Foutre le feu au théâtre
C'est dans une grande salle qui donne sur l'atelier où se construit actuellement le décor, que plusieurs membres des trois-huit se sont réunis pour parler de leur prochaine création : “Les Incendiaires”.
L'auteur d'abord, Vincent Bady, comédien et écrivain qui de sa superbe voix évoque la destruction du théâtre l'Eldorado dans le 3ème mais il précise bien qu'il ne s'agit pas d'un texte nostalgique "... mais raser un théâtre c'est de la folie, surtout que rien n'a été mis à la place.

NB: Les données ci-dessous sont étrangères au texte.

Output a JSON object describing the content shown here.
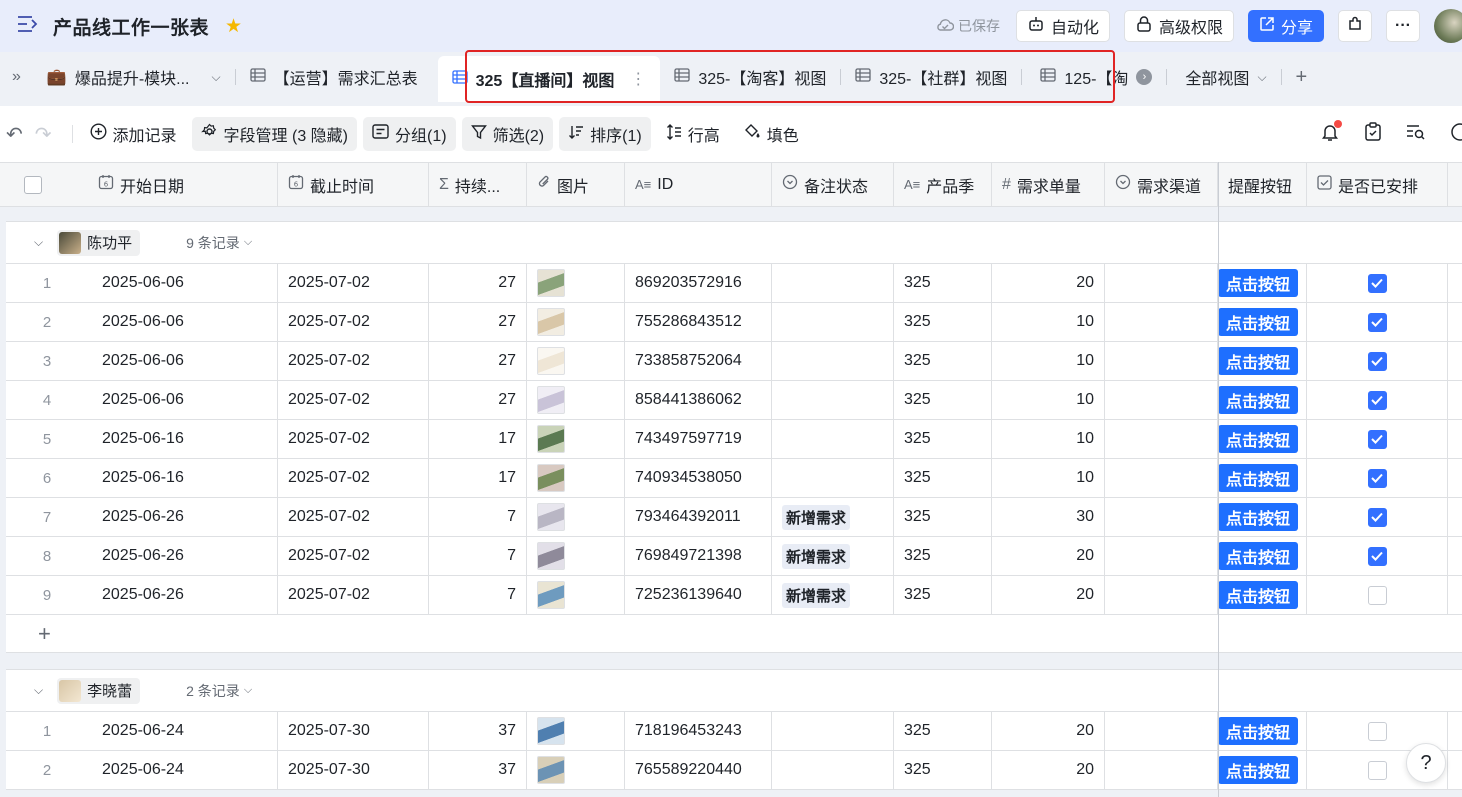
{
  "header": {
    "title": "产品线工作一张表",
    "saved": "已保存",
    "automation": "自动化",
    "advanced_perm": "高级权限",
    "share": "分享"
  },
  "tabs": [
    {
      "label": "爆品提升-模块...",
      "type": "folder"
    },
    {
      "label": "【运营】需求汇总表",
      "type": "grid"
    },
    {
      "label": "325【直播间】视图",
      "type": "grid",
      "active": true
    },
    {
      "label": "325-【淘客】视图",
      "type": "grid"
    },
    {
      "label": "325-【社群】视图",
      "type": "grid"
    },
    {
      "label": "125-【淘",
      "type": "grid"
    },
    {
      "label": "全部视图",
      "type": "dropdown"
    }
  ],
  "toolbar": {
    "add_record": "添加记录",
    "field_mgmt": "字段管理 (3 隐藏)",
    "group": "分组(1)",
    "filter": "筛选(2)",
    "sort": "排序(1)",
    "row_height": "行高",
    "fill": "填色"
  },
  "columns": [
    "开始日期",
    "截止时间",
    "持续...",
    "图片",
    "ID",
    "备注状态",
    "产品季",
    "需求单量",
    "需求渠道",
    "提醒按钮",
    "是否已安排"
  ],
  "button_label": "点击按钮",
  "groups": [
    {
      "name": "陈功平",
      "count": "9 条记录",
      "rows": [
        {
          "i": "1",
          "start": "2025-06-06",
          "end": "2025-07-02",
          "dur": "27",
          "id": "869203572916",
          "status": "",
          "season": "325",
          "qty": "20",
          "checked": true
        },
        {
          "i": "2",
          "start": "2025-06-06",
          "end": "2025-07-02",
          "dur": "27",
          "id": "755286843512",
          "status": "",
          "season": "325",
          "qty": "10",
          "checked": true
        },
        {
          "i": "3",
          "start": "2025-06-06",
          "end": "2025-07-02",
          "dur": "27",
          "id": "733858752064",
          "status": "",
          "season": "325",
          "qty": "10",
          "checked": true
        },
        {
          "i": "4",
          "start": "2025-06-06",
          "end": "2025-07-02",
          "dur": "27",
          "id": "858441386062",
          "status": "",
          "season": "325",
          "qty": "10",
          "checked": true
        },
        {
          "i": "5",
          "start": "2025-06-16",
          "end": "2025-07-02",
          "dur": "17",
          "id": "743497597719",
          "status": "",
          "season": "325",
          "qty": "10",
          "checked": true
        },
        {
          "i": "6",
          "start": "2025-06-16",
          "end": "2025-07-02",
          "dur": "17",
          "id": "740934538050",
          "status": "",
          "season": "325",
          "qty": "10",
          "checked": true
        },
        {
          "i": "7",
          "start": "2025-06-26",
          "end": "2025-07-02",
          "dur": "7",
          "id": "793464392011",
          "status": "新增需求",
          "season": "325",
          "qty": "30",
          "checked": true
        },
        {
          "i": "8",
          "start": "2025-06-26",
          "end": "2025-07-02",
          "dur": "7",
          "id": "769849721398",
          "status": "新增需求",
          "season": "325",
          "qty": "20",
          "checked": true
        },
        {
          "i": "9",
          "start": "2025-06-26",
          "end": "2025-07-02",
          "dur": "7",
          "id": "725236139640",
          "status": "新增需求",
          "season": "325",
          "qty": "20",
          "checked": false
        }
      ]
    },
    {
      "name": "李晓蕾",
      "count": "2 条记录",
      "rows": [
        {
          "i": "1",
          "start": "2025-06-24",
          "end": "2025-07-30",
          "dur": "37",
          "id": "718196453243",
          "status": "",
          "season": "325",
          "qty": "20",
          "checked": false
        },
        {
          "i": "2",
          "start": "2025-06-24",
          "end": "2025-07-30",
          "dur": "37",
          "id": "765589220440",
          "status": "",
          "season": "325",
          "qty": "20",
          "checked": false
        }
      ]
    }
  ]
}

On a préféré ne plus rien voir plutôt que de continuer à regarder ce bâtiment".
Et dans le texte, le théâtre abandonné agit plutôt comme un mythe autour duquel et dans lequel un directeur, un adjoint à la culture, des ouvreuses, des pompiers, une ancienne artiste, un enfant perdu... parlent du théâtre dans la ville, du théâtre comme lieu de pouvoir qui aurait bien besoin d'être ébranlé, pourquoi pas incendié pour que s'ouvrent enfin les issues de secours comme autant de portes sur un avenir possible.
Un des personnages ne s'exclame-t-il pas : "Le théâtre est bourré d'explosif... Crachez les bonbons et la poudre des vieux plâtres ! Arrachez l'or et le rouge ! Pillez les vestiaires ! Laissez rentrer les bruits du monde ! De l'air ! De l'air !."
De l'autre côté du rideau
Quand Sylvie Mongin Algan a lu le texte, il lui a immédiatement plu mais elle voulait prendre le temps de trouver les moyens de sa mise en scène : "Je ne voulais pas que cela se fasse n'importe comment, à n'importe quel prix... nous avons mis près de quatre ans pour réunir toutes les conditions pour que le spectacle puisse être créé."

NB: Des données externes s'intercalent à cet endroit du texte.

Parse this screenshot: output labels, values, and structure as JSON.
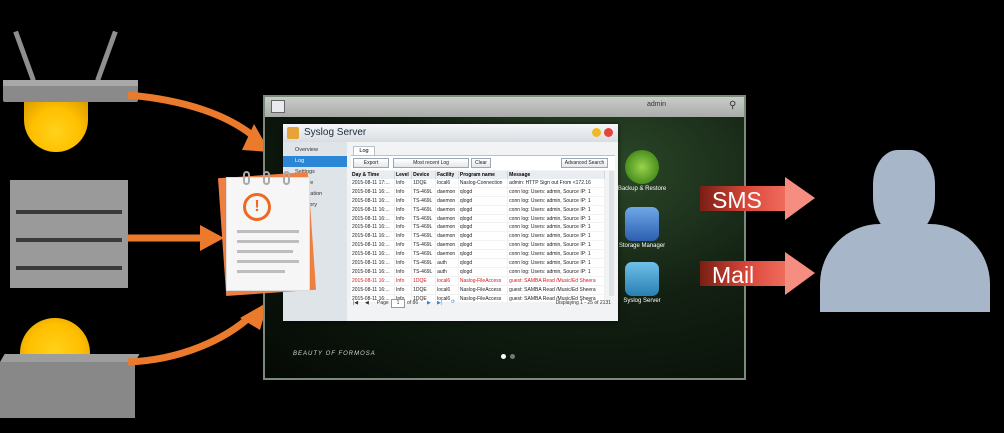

Et si le texte raconte la réalité du théâtre à travers ses artisans et ses partenaires financiers, ses petites mains et ses aficionados, elle a choisi de le heurter aux rêves. D'en faire un spectacle onirique "et même assez marteau... Dans la pièce on montre un théâtre comme un lieu mort mais où il y a peut-être un trésor à découvrir, des braises à attiser." Sylvie Mongin Algan a choisi de placer le spectateur comme s'il était dans les coulisses, de lui faire connaître "les délices de ces lieux là, de partager cette émotion que je ressens toujours encore, à la vue d'un comédien seul et concentré juste avant qu'il ne rentre en scène".
Retour au réel
Comme si le thème l'imposait, la conversation glisse systématiquement vers des questionnements actuels. Dans la friche industrielle, autour de l'établi qui sert de table, créateurs, administrateurs, compagnons et journaliste s'éloignent de la pièce en devenir pour s'interroger de ce qu'il en est du théâtre aujourd'hui, des compromis possibles ou compromettant avec l'argent et l'institution du public idéal, de la fracture sociale où les gens du théâtre ne sont pas du "bon" côté, même s'ils ont les moyens d'en parler, de cette ville de Lyon qui s'assoit mollement sur la création et qui préfère les feux de cheminées aux feux de joie.
De cette période où il faut chercher des réponses et des solutions pour ne pas se perdre dans le brouillard des incertitudes. Sans pour autant se priver du plaisir de la création. Et continuer à croire et à faire naître un théâtre qui mette le feu aux poudres et aux sens.